Heel spurs occur in people due to increased stress on the area where the arch tendon attaches or due to inflammation of the plantar fascia at its attachment point. At this point, bone begins to grow or there are deposits that irritate the soft structures around it. Many people also experience referred pain from inflammation in the Achilles tendon and ankle.
Heel pain most often occurs in the morning, when we get out of bed, when we first make contact with the ground. At that time, we feel a stinging sensation in the heel, a sharp pain. The morning stiffness and pain subside, but the constant pain accompanies the person throughout the day, especially when putting weight on it.
A heel spur occurs when calcium deposits build up on the heel bone, which irritates the soft tissue. It is not painful in and of itself. The pain is caused by inflamed tissue on the sole of the foot rubbing against a bony spur or a spur where tendons attach to the heel bone. This is called Plantar Fasciitis.

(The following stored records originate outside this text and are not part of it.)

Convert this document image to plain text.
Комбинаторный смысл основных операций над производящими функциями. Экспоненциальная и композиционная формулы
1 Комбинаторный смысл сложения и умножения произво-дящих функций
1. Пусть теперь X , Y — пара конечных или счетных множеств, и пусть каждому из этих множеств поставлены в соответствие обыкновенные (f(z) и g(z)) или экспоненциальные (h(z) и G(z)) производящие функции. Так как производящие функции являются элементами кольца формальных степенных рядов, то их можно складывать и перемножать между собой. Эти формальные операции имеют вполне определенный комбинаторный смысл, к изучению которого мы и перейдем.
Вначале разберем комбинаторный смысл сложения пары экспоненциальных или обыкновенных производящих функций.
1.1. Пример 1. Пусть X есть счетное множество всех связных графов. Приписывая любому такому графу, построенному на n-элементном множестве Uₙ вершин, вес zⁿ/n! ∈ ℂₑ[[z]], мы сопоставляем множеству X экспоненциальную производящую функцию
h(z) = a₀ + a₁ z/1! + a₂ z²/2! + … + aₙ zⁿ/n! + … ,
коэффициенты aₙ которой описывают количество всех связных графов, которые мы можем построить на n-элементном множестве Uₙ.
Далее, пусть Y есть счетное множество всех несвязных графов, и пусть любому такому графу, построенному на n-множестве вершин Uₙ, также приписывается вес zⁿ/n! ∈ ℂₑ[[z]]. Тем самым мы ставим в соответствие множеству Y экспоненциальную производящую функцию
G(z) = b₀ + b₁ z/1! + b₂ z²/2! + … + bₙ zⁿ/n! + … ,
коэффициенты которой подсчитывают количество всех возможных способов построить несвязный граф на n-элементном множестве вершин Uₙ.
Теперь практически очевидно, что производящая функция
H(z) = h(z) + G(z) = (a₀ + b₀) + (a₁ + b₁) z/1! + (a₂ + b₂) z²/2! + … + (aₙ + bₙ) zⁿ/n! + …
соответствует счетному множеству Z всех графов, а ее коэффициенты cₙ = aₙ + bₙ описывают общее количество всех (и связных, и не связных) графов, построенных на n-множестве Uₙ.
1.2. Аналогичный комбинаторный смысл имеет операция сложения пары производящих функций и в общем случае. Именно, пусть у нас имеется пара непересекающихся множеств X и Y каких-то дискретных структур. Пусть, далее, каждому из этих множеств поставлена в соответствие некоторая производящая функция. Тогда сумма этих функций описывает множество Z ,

In the initial phase, you can help yourself by cooling and massaging the arch of the foot with a ball, massaging the shin muscles with a roller, and doing stretching exercises for the plantar fascia.
You can also try changing your footwear, but make sure that your shoe has a high enough heel (when buying shoes, this is called the "Heel drop", which should be 10-15mm), and that the shoe allows you to walk comfortably.
Physiotherapy
Deep shockwave therapy or ESWT is not the only possible therapy for treating heel spurs, but it is certainly the most effective. In fact, it is the only slightly more “invasive” or powerful one that physically causes changes in the hard structures. ESWT therapy is said to reduce pain, stimulate stem cell activity, and thus affect more successful tissue regeneration and healing. the shoe allows for comfortable walking. The therapy is more effective when combined with education on the correct implementation of stretching exercises for the plantar fascia, cryomassage, friction massage, and the application of kinesiotaping.